“Not without a lot of cost. There’s plumbing in back for showers, but it all runs along the back of the building.”
Jonathan wasn’t in the market to rent a build-to-suit property. “You’ll make more keeping it.”
“I need the cash now. Red’s got this idea...” Aaron’s younger sister was supposedly some kind of social-engineering genius. Jonathan only knew the basic details, but she was good enough to make Aaron worth billions. The two were eternally trying to recreate the phenomenon.
Jonathan couldn’t turn the property down for the price Aaron wanted. Even if the bottom floor stayed empty, and the rest dropped to fifty percent occupancy, it would pay for itself within the year. In addition, it was in a growing part of town. Jonathan was banking on urban life picking up there, and he wasn’t wrong about these things. He also couldn’t leave a partner stranded. “Seventy-five percent. I manage it, you get the cash, but you keep a share.”
His phone buzzed, and he couldn’t help glancing at the note from Bailey.
I’m heading to L.A. for a week. You’re going to show me the time of my life.
Jonathan smiled and set his phone aside.
“Do you need to be somewhere else?” Aaron asked.
Jonathan shook his head. A new idea was forming, but he needed time to think it through. “Get me the contracts, and we’ll go from there.”
“Done.” Aaron stood and shook his hand. “Thanks, man.”
“No worries.” Jonathan was distracted by ideas of what he’d do with that bottom floor. He hoped it worked.
Chapter Twenty-One
Bailey fell into stepwith the disembarking crowd and made her way through the landing gate and toward the shuttles. Most of her life she’d heard that Atlanta was a miniature Los Angeles. That the West Coast city did everything bigger, better, and more Hollywood.
LAX airport was huge, but nothing compared to Hartsfield-Jackson International.
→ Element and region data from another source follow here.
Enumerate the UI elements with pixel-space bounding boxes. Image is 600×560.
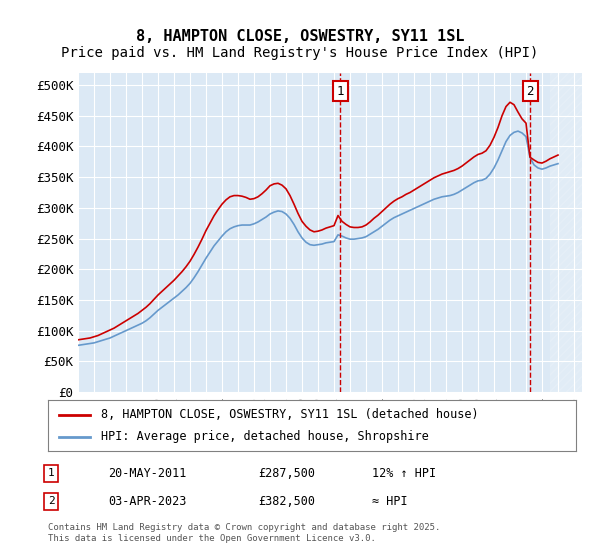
Text: 8, HAMPTON CLOSE, OSWESTRY, SY11 1SL (detached house): 8, HAMPTON CLOSE, OSWESTRY, SY11 1SL (de… xyxy=(101,408,478,421)
Text: 12% ↑ HPI: 12% ↑ HPI xyxy=(372,466,436,480)
Text: 2: 2 xyxy=(526,85,534,97)
Text: £287,500: £287,500 xyxy=(258,466,315,480)
Text: £382,500: £382,500 xyxy=(258,494,315,508)
Text: 1: 1 xyxy=(47,468,55,478)
Text: HPI: Average price, detached house, Shropshire: HPI: Average price, detached house, Shro… xyxy=(101,430,428,443)
Text: 1: 1 xyxy=(337,85,344,97)
Text: Price paid vs. HM Land Registry's House Price Index (HPI): Price paid vs. HM Land Registry's House … xyxy=(61,46,539,60)
Text: Contains HM Land Registry data © Crown copyright and database right 2025.
This d: Contains HM Land Registry data © Crown c… xyxy=(48,524,440,543)
Text: 20-MAY-2011: 20-MAY-2011 xyxy=(108,466,187,480)
Text: 2: 2 xyxy=(47,496,55,506)
Text: 03-APR-2023: 03-APR-2023 xyxy=(108,494,187,508)
Text: ≈ HPI: ≈ HPI xyxy=(372,494,407,508)
Text: 8, HAMPTON CLOSE, OSWESTRY, SY11 1SL: 8, HAMPTON CLOSE, OSWESTRY, SY11 1SL xyxy=(136,29,464,44)
Bar xyxy=(550,73,582,392)
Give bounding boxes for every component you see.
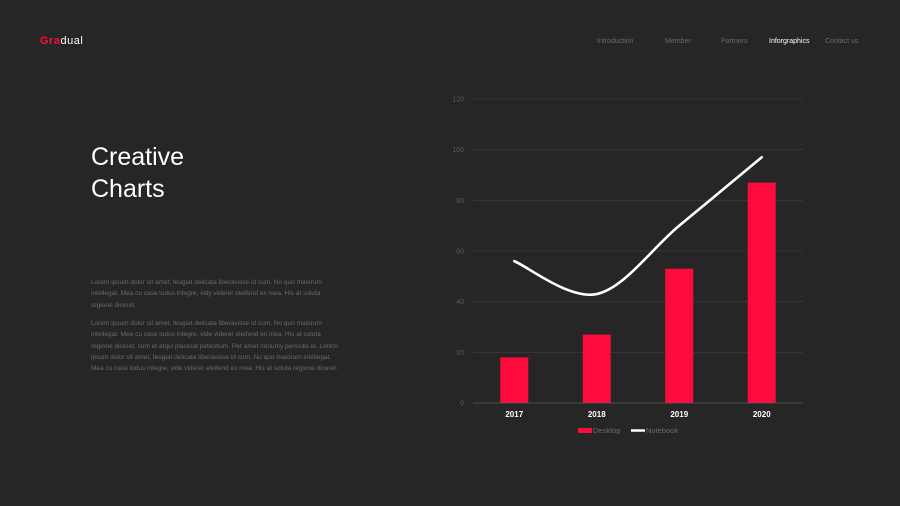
- y-tick-label-120: 120: [452, 97, 464, 104]
- y-tick-label-0: 0: [460, 401, 464, 408]
- x-tick-label-2019: 2019: [670, 410, 688, 419]
- y-tick-label-100: 100: [452, 147, 464, 154]
- legend-swatch-desktop: [578, 428, 592, 433]
- bar-desktop-2020: [747, 182, 776, 403]
- page-title: Creative Charts: [91, 141, 184, 205]
- nav-item-partners[interactable]: Partners: [721, 38, 748, 45]
- y-tick-label-40: 40: [456, 299, 464, 306]
- page-title-line-2: Charts: [91, 175, 165, 203]
- x-tick-label-2018: 2018: [588, 410, 606, 419]
- desktop-bars: [500, 182, 776, 403]
- y-axis-tick-labels: 0 20 40 60 80 100 120: [452, 97, 464, 408]
- page-title-line-1: Creative: [91, 143, 185, 171]
- legend-label-notebook: Notebook: [646, 426, 678, 435]
- brand-logo-accent: Gra: [40, 35, 61, 47]
- notebook-line: [512, 155, 764, 297]
- brand-logo[interactable]: Gradual: [40, 35, 83, 47]
- x-axis-tick-labels: 2017 2018 2019 2020: [505, 410, 771, 419]
- bar-desktop-2017: [500, 357, 529, 403]
- nav-item-inforgraphics[interactable]: Inforgraphics: [769, 38, 810, 45]
- nav-item-introduction[interactable]: Introduction: [597, 38, 634, 45]
- body-paragraph-1: Lorem ipsum dolor sit amet, feugiat deli…: [91, 279, 322, 309]
- y-tick-label-60: 60: [456, 249, 464, 256]
- brand-logo-rest: dual: [60, 35, 84, 47]
- top-navigation: Introduction Member Partners Inforgraphi…: [0, 38, 900, 50]
- body-paragraph-2: Lorem ipsum dolor sit amet, feugiat deli…: [91, 320, 338, 373]
- chart-legend: Desktop Notebook: [578, 426, 678, 435]
- nav-item-member[interactable]: Member: [665, 38, 691, 45]
- bar-desktop-2019: [665, 268, 694, 403]
- x-tick-label-2020: 2020: [753, 410, 771, 419]
- bar-desktop-2018: [582, 334, 611, 403]
- y-tick-label-20: 20: [456, 350, 464, 357]
- legend-label-desktop: Desktop: [593, 426, 621, 435]
- nav-item-contact-us[interactable]: Contact us: [825, 38, 859, 45]
- y-tick-label-80: 80: [456, 198, 464, 205]
- x-tick-label-2017: 2017: [505, 410, 523, 419]
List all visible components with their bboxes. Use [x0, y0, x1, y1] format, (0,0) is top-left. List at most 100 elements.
It didn’t matter that there were fewer people here; the crowds and distance to baggage claim were still too much. Her pulse raced with excitement, and the minutes couldn’t go fast enough. She had to force herself to keep from sprinting to the carousels when she disembarked from the shuttle. Getting there sooner meant waiting longer if Jonathan hadn’t arrived yet.
His memory filled her with an unfamiliar but giddy excitement. Maybe she should have talked this through with him first. Given him a hint of what she was thinking, before she made the flight arrangements. He hadn’t objected to her announcement she was visiting, though, and she wanted to do this in person. Needed to discover what it would take, to see him more often.
She kept more of her attention on the crowds than on the conveyor belt, but no recognizable face stood out. She needed to calm down. If he was held up, she’d make herself sick with anticipation and then crash before he got here.
Two hands rested on her hips. Her body reacted, energy jolting through her before her brain put words to what it meant.
“I missed you.” Jonathan’s breath caressed her ear.
She grinned and whirled, careful not to displace his grip. Before she could answer, he tangled his fingers in her hair and crushed his mouth to hers. The kiss stole her breath and erased her doubt. She dug her fingers into his chest, needing something to hold on to, so she’d stay grounded in the middle of this amazing dream come to life.